AWS Shows Impressive Growth
Some investors had expressed doubt about Amazon Web Services (AWS) over the past few years due to slowed growth in 2022 and 2023. However, AI appears to be revitalizing AWS’s growth potential.
In the third quarter, AWS revenue jumped 19%, up from 12% growth the previous year, demonstrating resilience despite the size of its existing market. Not only was revenue growth strong, but operating margins in cloud computing improved from 30.3% last year to 38.1%, with AWS’s operating income surging an impressive 50%. While AWS’s operating margins can fluctuate, the overall trend remains encouraging. On a trailing twelve-month basis, AWS’s operating margins climbed nearly 10 percentage points from 25.8% to 35.3%. This significant increase reflects profitable growth for Amazon, all attributable to AI advancements.

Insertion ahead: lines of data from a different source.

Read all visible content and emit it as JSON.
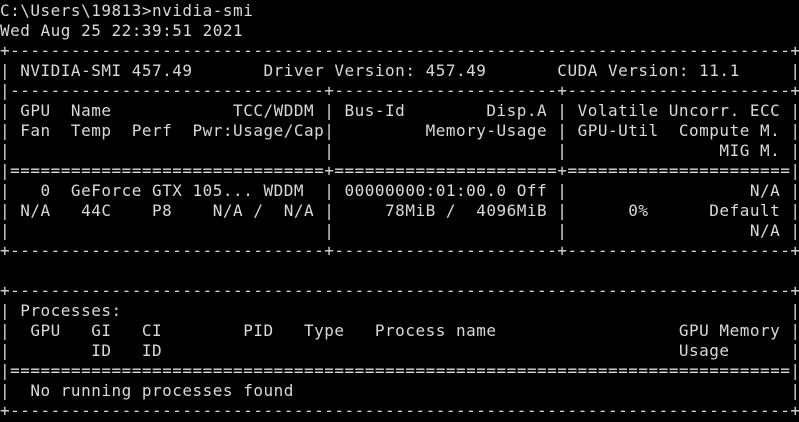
{
  "terminal": {
    "prompt": "C:\\Users\\19813>nvidia-smi",
    "timestamp": "Wed Aug 25 22:39:51 2021",
    "lines": [
      "+-----------------------------------------------------------------------------+",
      "| NVIDIA-SMI 457.49       Driver Version: 457.49       CUDA Version: 11.1     |",
      "|-------------------------------+----------------------+----------------------+",
      "| GPU  Name            TCC/WDDM | Bus-Id        Disp.A | Volatile Uncorr. ECC |",
      "| Fan  Temp  Perf  Pwr:Usage/Cap|         Memory-Usage | GPU-Util  Compute M. |",
      "|                               |                      |               MIG M. |",
      "|===============================+======================+======================|",
      "|   0  GeForce GTX 105... WDDM  | 00000000:01:00.0 Off |                  N/A |",
      "| N/A   44C    P8    N/A /  N/A |     78MiB /  4096MiB |      0%      Default |",
      "|                               |                      |                  N/A |",
      "+-------------------------------+----------------------+----------------------+",
      "",
      "+-----------------------------------------------------------------------------+",
      "| Processes:                                                                  |",
      "|  GPU   GI   CI        PID   Type   Process name                  GPU Memory |",
      "|        ID   ID                                                   Usage      |",
      "|=============================================================================|",
      "|  No running processes found                                                 |",
      "+-----------------------------------------------------------------------------+"
    ]
  }
}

AI Growth Outpaces Cloud Development
During last Thursday’s analyst call, Amazon CEO Andy Jassy made striking comments regarding the AI segment of AWS. He stated, “AWS’s AI business is a multibillion-dollar revenue run-rate business that continues to grow at a triple-digit year-over-year percentage, and is growing more than three times faster at this stage of its evolution as AWS itself grew — and we felt like AWS grew pretty quickly.”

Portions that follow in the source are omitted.